A juicy new book explores the cultural history of the backside
In the introduction to her book Butts: A Backstory, journalist Heather Radke recalls a moment when, at 10 years old, she and a friend were catcalled by two teenage boys while out riding their bikes.
"'Nice butts!' we heard them say," Radke writes. "The fact that they said something unprompted about our butts felt uncomfortable and bizarre... I was aware that there were body parts that were considered beautiful and sexy and were coveted by others, but it had not occurred to me that the butt was one of them." That episode was just one a series that led Radke to realise how big of a role backsides play not just in our relationships with our bodies, but in cultural, social and genderspecific experiences.
"Butts are tremendously complex symbols, fraught with significance and nuance, laden with humour and sex, shame and history," she writes. "The shape and size of a woman's butt has long been a perceived indicator of her very nature — her morality, her femininity and even her humanity."
It's from these observations that Butts — a thoroughly researched cultural history of the female butt — stems. Weaving together memoir, science, history and cultural criticism, the book addresses the physiological origins of our behinds and takes readers from the cinched waists of the Victorian era all the way to Kim Kardashian's internet-breaking backside and the popularisation of the Brazilian butt lift. In between, Radke examines the role of eugenics, fashion, fitness fads and pop culture in defining the racial and misogynistic standards surrounding the butt.

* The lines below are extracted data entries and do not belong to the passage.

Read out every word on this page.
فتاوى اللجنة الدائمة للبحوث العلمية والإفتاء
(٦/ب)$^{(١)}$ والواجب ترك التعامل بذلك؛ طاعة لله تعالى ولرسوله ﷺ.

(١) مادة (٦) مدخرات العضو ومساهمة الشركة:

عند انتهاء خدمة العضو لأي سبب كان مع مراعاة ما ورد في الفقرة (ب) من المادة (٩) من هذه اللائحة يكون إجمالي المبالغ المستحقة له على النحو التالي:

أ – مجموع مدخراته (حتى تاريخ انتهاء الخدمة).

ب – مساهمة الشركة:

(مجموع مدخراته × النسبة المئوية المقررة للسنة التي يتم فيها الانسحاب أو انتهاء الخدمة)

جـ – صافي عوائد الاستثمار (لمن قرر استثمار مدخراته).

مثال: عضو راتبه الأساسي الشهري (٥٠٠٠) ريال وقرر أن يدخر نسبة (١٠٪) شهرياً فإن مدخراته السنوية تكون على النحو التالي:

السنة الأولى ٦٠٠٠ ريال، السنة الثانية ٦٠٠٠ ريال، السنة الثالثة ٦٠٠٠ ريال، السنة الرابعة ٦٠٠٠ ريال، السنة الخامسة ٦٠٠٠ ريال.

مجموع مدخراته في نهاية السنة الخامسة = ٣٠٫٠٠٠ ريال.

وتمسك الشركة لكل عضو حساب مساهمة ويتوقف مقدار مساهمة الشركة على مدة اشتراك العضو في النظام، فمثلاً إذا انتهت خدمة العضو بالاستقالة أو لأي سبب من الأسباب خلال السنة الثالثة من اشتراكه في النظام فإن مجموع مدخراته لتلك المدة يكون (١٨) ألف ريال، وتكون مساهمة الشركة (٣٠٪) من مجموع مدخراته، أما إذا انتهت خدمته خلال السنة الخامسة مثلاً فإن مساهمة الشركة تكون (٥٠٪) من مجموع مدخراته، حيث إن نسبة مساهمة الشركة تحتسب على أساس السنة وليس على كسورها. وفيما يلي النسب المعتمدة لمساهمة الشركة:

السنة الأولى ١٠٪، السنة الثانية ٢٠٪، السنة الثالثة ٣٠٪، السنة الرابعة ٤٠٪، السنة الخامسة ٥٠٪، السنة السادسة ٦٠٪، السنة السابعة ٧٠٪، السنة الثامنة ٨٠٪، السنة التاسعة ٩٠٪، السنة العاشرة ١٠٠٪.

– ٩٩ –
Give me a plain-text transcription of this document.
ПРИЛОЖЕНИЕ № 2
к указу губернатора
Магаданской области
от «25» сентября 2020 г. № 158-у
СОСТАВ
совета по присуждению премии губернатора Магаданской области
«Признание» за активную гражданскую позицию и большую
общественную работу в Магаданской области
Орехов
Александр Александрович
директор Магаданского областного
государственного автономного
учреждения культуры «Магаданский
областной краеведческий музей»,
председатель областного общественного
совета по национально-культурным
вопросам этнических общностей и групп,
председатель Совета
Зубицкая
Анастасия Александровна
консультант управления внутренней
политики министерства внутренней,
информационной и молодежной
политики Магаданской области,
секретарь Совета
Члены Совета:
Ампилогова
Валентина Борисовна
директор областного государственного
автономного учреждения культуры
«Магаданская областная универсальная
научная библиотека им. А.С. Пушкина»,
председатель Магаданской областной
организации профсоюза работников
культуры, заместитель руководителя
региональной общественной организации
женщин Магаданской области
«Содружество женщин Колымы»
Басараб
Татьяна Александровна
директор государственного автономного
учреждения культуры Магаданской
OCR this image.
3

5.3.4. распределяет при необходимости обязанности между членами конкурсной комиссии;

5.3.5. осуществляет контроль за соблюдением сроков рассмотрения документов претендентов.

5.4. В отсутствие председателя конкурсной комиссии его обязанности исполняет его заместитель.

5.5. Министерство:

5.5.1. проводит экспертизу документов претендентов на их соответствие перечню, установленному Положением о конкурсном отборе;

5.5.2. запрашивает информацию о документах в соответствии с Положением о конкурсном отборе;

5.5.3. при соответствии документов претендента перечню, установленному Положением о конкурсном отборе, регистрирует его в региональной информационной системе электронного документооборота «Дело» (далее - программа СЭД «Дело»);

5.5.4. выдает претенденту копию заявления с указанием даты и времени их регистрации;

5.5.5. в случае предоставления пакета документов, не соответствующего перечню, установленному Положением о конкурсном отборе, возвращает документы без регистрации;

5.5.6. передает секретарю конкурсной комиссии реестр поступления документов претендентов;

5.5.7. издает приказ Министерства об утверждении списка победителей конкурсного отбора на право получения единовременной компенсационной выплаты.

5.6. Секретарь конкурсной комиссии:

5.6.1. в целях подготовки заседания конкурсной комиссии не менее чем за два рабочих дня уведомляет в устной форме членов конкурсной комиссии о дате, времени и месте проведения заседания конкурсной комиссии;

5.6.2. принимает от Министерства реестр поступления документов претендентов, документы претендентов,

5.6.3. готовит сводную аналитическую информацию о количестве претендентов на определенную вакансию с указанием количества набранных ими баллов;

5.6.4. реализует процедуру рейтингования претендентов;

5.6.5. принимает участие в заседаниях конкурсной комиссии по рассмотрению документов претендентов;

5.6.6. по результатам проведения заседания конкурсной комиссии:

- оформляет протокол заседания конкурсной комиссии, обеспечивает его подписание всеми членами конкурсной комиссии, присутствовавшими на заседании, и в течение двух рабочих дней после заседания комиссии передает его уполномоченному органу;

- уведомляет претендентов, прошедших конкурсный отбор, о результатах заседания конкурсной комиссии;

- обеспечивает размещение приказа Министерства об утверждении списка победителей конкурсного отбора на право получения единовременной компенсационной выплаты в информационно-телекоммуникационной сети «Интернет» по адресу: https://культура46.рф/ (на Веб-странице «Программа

"Since the rise of the transatlantic slave trade, there's always been a kind of racial under meaning in any conversation around the butt, as well as gendered approaches to questions like 'What is a feminine body? What is a beautiful body? And how feminine can a beautiful body be?'" she continued. "The answers to those questions have oscillated through time, but our deep preoccupation with this specific body part reveals how the butt has long been used as a means to impart control, prescribe desire, and install racial hierarchies."
Radke later points to the bustle — an undergarment popularised in the late 19th century designed to make a woman's backside look enormous.
Alongside addressing the visual culture of Black music videos, plastic surgery and the recent belfie (a portmanteau of butt and selfie) craze in the same vein, Radke also highlights periods in contemporary history where trends skewed in different, oppositional directions. She highlights the rise of "buttless women" in the 1910s — a look best represented by the sleek look of the flapper — through the invention of sizing and the 90s brand of "heroin chic" captured by the supermodel Kate Moss. Such an aesthetic is "something that's never gone away," Radke noted.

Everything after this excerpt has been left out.